斉の桃花扇――悲劇の王への道

           

               

 夜の長城にふわりと、かつての面影が舞い降りた。香桜は視線を靜かに上げ、透けた遥媛を見つめた。眼の前で、遥媛は丁寧にお辞儀をした。

 ――天帝龍仙一香。遥媛は、一足早く、華仙界に戻ります。

 それだけ残して、香桜を取り巻いて、一筋の風になった。小さな光が一緒に舞い踊っている。遥媛を追いかけては、一緒に抱かれようとする。風が気がついて、止まった。

 確かに子供を抱き、空に消えて行った。


「天女が人間の子を宿すなんて。しばらく修行しな、遥媛。遠き未来にまた逢おう」

 香桜の呟きもまた、涙を含んで、長城に消えた。



               10



 一方趙の姫傑は、秦から戻り、すぐに秦と楚に間諜を放っていた。

「なんだと? もう一度、はっきり言ってみろ!」

報告を黙って聞いていたが、耐えきれなくなり、口調を荒くした。

秦の間諜が、宴から褒姫が消えた事実を告げた。褒姫は一時的にだが咸陽におり、その後は、煙の如く消えたという。

 後悔で、涙が溢れた。だが、側近は、王が泣く行為を快くは思わない。泣き止めと言い聞かせても、涙が止まらない。


〝この方、感情が爆発すると、落ち着くまで時間が掛かるのです〟


(うるせえ、褒姫。その通りだ、くそっ)


ふと、柔らかい手が姫傑に載せられ、姫傑は涙を止めた。


「泣くな、あんた。今や太子でなくて、王なんだろが」


 腹違いの妹姫であり、愛姫の西蘭だ。気が強いところが、褒姫に似ている。細腰宮を持ち、なかなか性戯もレベルが高く、愉しませてくれるお気に入りの姫だ。

ここぞと言うときに強い発言をするので、重要会議の発言も認められている。

白龍公主の皇族虐殺の中で、生き残った兄妹だった。字を申(しん)西蘭(せいらん)・申(しん)孟(もう)黎(れい)という。

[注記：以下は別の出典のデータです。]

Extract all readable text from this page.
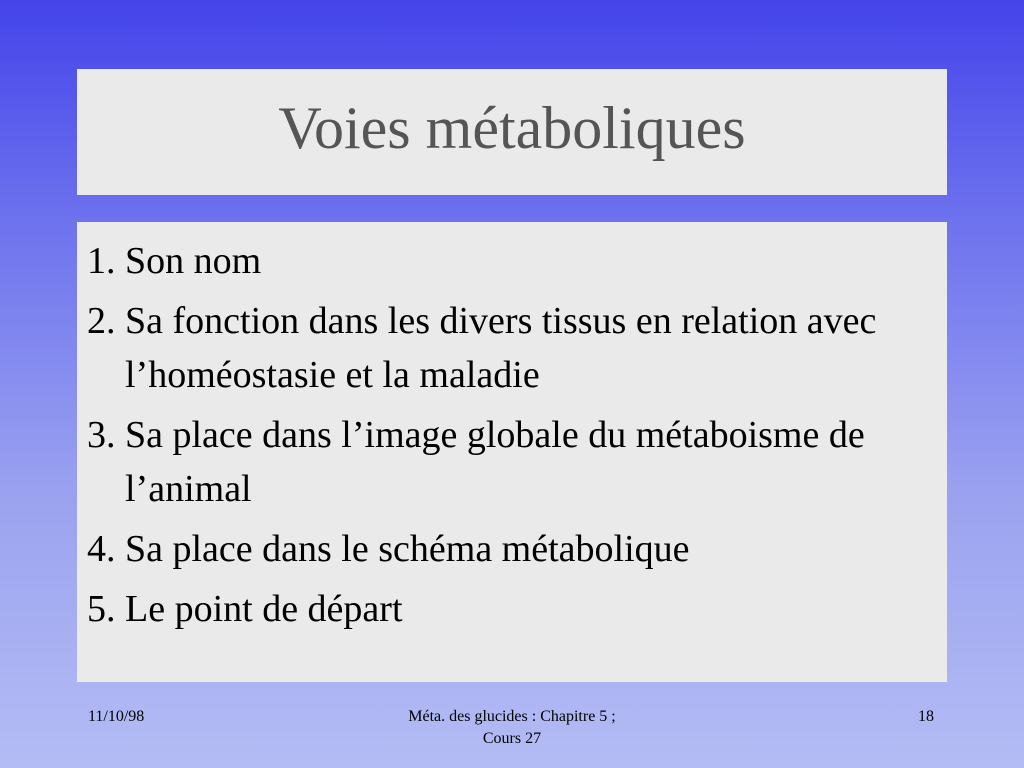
Voies métaboliques
1. Son nom
2. Sa fonction dans les divers tissus en relation avec l’homéostasie et la maladie
3. Sa place dans l’image globale du métaboisme de l’animal
4. Sa place dans le schéma métabolique
5. Le point de départ
11/10/98	Méta. des glucides : Chapitre 5 ;
Cours 27
18
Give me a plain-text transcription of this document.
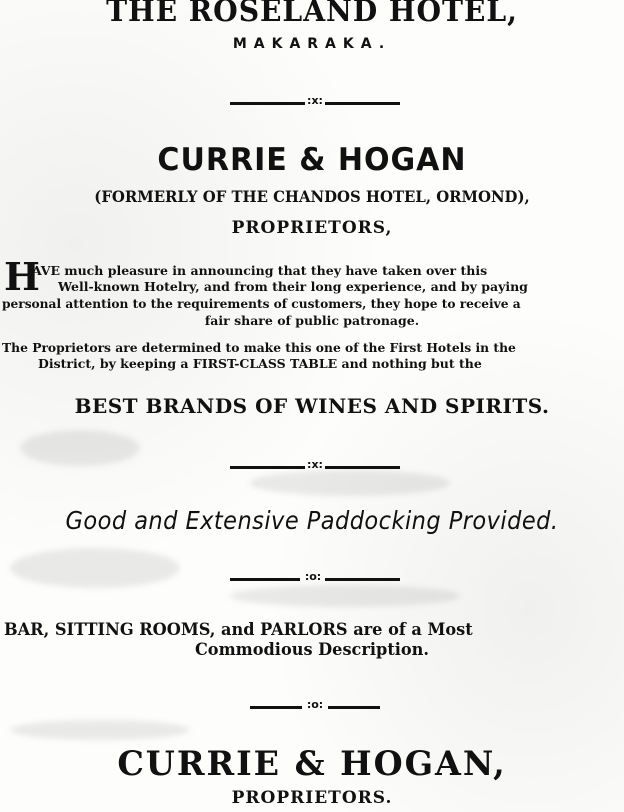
THE ROSELAND HOTEL,
MAKARAKA.
:x:
CURRIE & HOGAN
(FORMERLY OF THE CHANDOS HOTEL, ORMOND),
PROPRIETORS,
H
AVE much pleasure in announcing that they have taken over this
Well-known Hotelry, and from their long experience, and by paying
personal attention to the requirements of customers, they hope to receive a
fair share of public patronage.
The Proprietors are determined to make this one of the First Hotels in the
District, by keeping a FIRST-CLASS TABLE and nothing but the
BEST BRANDS OF WINES AND SPIRITS.
:x:
Good and Extensive Paddocking Provided.
:o:
BAR, SITTING ROOMS, and PARLORS are of a Most
Commodious Description.
:o:
CURRIE & HOGAN,
PROPRIETORS.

「あんたが、やらなきゃなんないんだよ。太子姫傑。大丈夫、兄の孟黎も力を貸す。兄は分かってるさ。あたしが後宮に居座ってりゃ兄は動くよ。秦と大決戦、やらかそうよ。見て? 釵、似合うだろ?」

 ね? と優しい微笑みに、鼻を啜り、姫傑が立ち上がった。


「いや、まだ早ぇ。まずは、斉を潰す! 海に沈めたらぁ!」


 噂では、海匈奴に媚びを売り、大好きな花街を差し出し、身の安全を確保した斉の王。


 太子であった斉梁諱の離宮は、朽ち果てているという。大切な場所を踏みにじった恨みは、返してやろう。



 その後、姫傑は不眠不休で軍を編制し、四十万の兵力で、斉の王城を陥落させた。



(斉梁諱、褒姫の恨みは、俺が秦王に必ず思い知らせてやる! 咸陽に兵力百二十万を投入して、てめえの大切なモン、全部ごっそり奪い尽くしてな!)

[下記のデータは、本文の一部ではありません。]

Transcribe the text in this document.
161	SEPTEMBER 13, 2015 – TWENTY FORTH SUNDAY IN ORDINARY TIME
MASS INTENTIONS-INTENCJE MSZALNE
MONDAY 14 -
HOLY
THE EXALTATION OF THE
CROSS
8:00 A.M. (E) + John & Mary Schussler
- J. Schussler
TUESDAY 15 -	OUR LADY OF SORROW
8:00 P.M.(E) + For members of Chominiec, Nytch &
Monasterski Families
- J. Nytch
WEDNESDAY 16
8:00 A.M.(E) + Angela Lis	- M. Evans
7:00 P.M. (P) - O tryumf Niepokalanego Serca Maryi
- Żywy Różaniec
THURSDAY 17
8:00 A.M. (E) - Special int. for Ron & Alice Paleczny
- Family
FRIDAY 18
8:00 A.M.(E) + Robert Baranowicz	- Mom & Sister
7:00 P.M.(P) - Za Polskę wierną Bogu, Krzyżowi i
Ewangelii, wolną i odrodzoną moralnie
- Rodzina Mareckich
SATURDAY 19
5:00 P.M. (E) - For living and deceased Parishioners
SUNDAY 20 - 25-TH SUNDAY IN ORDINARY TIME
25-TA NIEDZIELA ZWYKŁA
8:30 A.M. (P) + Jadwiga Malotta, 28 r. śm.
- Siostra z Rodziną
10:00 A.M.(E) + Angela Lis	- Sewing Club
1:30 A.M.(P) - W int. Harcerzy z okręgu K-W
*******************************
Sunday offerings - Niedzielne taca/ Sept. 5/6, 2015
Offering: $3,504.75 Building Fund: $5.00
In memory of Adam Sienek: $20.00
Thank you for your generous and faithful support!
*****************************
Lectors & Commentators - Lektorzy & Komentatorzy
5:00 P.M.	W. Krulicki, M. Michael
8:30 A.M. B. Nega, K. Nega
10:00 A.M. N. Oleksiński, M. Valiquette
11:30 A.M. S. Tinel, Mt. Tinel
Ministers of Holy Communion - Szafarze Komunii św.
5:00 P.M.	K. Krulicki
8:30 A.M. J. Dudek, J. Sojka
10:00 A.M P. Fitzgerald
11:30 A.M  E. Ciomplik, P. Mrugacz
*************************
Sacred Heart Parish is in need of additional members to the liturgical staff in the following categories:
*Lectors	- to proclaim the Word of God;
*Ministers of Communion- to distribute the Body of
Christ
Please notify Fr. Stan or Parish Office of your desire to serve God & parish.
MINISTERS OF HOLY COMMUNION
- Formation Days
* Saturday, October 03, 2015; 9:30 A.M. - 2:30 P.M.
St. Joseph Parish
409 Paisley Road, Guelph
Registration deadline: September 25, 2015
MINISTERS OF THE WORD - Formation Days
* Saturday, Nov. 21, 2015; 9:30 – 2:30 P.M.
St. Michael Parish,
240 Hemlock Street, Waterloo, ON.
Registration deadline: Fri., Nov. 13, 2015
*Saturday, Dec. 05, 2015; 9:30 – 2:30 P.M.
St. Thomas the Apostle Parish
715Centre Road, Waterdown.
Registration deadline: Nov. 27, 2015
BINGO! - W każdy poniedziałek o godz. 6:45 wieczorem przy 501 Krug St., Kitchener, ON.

 隣の美姫の手を掴んだ。ぱち、と大きな瞳が姫傑を映していた。


「仕方ない男だねぇ。また、抱いててやるよ」


 姫傑は西蘭を絶えず傍に置き、作戦を練り、斉にて大暴走とも言える水攻めを繰り広げた。斉を沈め、花街を遷し、王の首を捥ぎ取った原動力が、たった二人への鎮魂の意だと、知る者はいなかった。

香桜により、姫傑もまた、悲劇の王への道を選ばされたのだった。